Agora repare que a expressão $7 \cdot 3^{2n+1}$ é divisível por $7$; e, por hipótese de indução, $3^{2n+1} +2^{n- 1}$ também é divisível por $7$. Portanto o número todo é divisível por $7$.

3.5

Exemplo 5 - fatorial

Iremos provar que $n! > 2^n$ para qualquer $n \geq 4, n \in \mathbb{N}$.

1. Provamos que para $n_o = 4$ a desigualdade é verdadeira:

$$4! > 2^4 \\
4 \cdot 3 \cdot 2 \cdot 1 > 2 \cdot 2 \cdot 2 \cdot 2 \\
\hspace{0.6em}24 > 16 \color{green}{\checkmark}$$


2. Vamos assumir que a propriedade vale para algum $n \geq 4, n \in \mathbb{N}$.

$$n! > 2^n$$


3. Vamos demonstrar que funciona também para $n+1$

$$(n+1) ! > 2^{n+1} \\
(n+1) \cdot n! > 2 \cdot 2^n$$

Dividimos os dois lados da desigualdade por $n!$

$$\dfrac{(n+1) \cdot n ! }{n ! } > \dfrac{2 \cdot 2^n}{n!} \\
n+1 > 2 \cdot \dfrac{2^n}{n!}$$

E agora verificamos que é verdade, pois, como $n \geq 4$, temos que $n+1 \geq 5$; no segundo membro, graças à hipótese de indução, temos que:

$$n! > 2^n \Rightarrow 1 > \dfrac{2^n}{n!}$$

Então, no segundo membro, $2 \cdot \dfrac{2^n}{n!} < 2$.


Algumas pessoas podem achar que o passo 3 não fica tão elegante desta maneira.
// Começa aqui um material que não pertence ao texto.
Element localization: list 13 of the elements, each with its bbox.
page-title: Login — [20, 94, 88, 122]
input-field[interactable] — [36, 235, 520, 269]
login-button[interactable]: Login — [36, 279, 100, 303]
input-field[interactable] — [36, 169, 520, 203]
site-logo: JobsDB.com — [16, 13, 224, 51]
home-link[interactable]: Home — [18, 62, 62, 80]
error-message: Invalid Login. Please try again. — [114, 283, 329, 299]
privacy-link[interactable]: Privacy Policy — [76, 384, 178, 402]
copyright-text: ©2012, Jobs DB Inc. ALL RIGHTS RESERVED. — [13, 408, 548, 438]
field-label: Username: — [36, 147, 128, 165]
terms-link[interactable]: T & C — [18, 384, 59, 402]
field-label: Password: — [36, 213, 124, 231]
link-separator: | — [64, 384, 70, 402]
Caso queira uma maneira mais “limpa”, podemos começar com a desigualdade:

$$n! > 2^n$$

Multiplicar os dois lados por $(n+1)$

$$(n+1) n! > 2^n (n+1) \\
(n+1) !> 2^n (n+1)$$

Agora, começamos com outra desigualdade, que é válida para $n \geq 4$:

$$n +1 > 2$$

E multiplicamos os dois lados por $2^n$

$$2^n (n +1) > 2 \cdot 2^n \\
2^n (n + 1) > 2^{n + 1}$$

Então juntamos as duas desigualdades:

$$(n+1) !> 2^n (n+1) > 2^{n + 1}$$

E, por transitividade,

$$(n+1) !> 2^{n + 1}$$

3.6

Exemplo 6 - multiplicação de frações

Iremos provar que

$$(1+1) \cdot \left(1 + \dfrac{1}{2} \right) \cdot \left(1 + \dfrac{1}{3} \right) \dots \left(1 + \dfrac{1}{n} \right) = n +1$$

para qualquer $n \in \mathbb{N^*}$.

1. Vamos verificar que funciona para $n_o = 1$.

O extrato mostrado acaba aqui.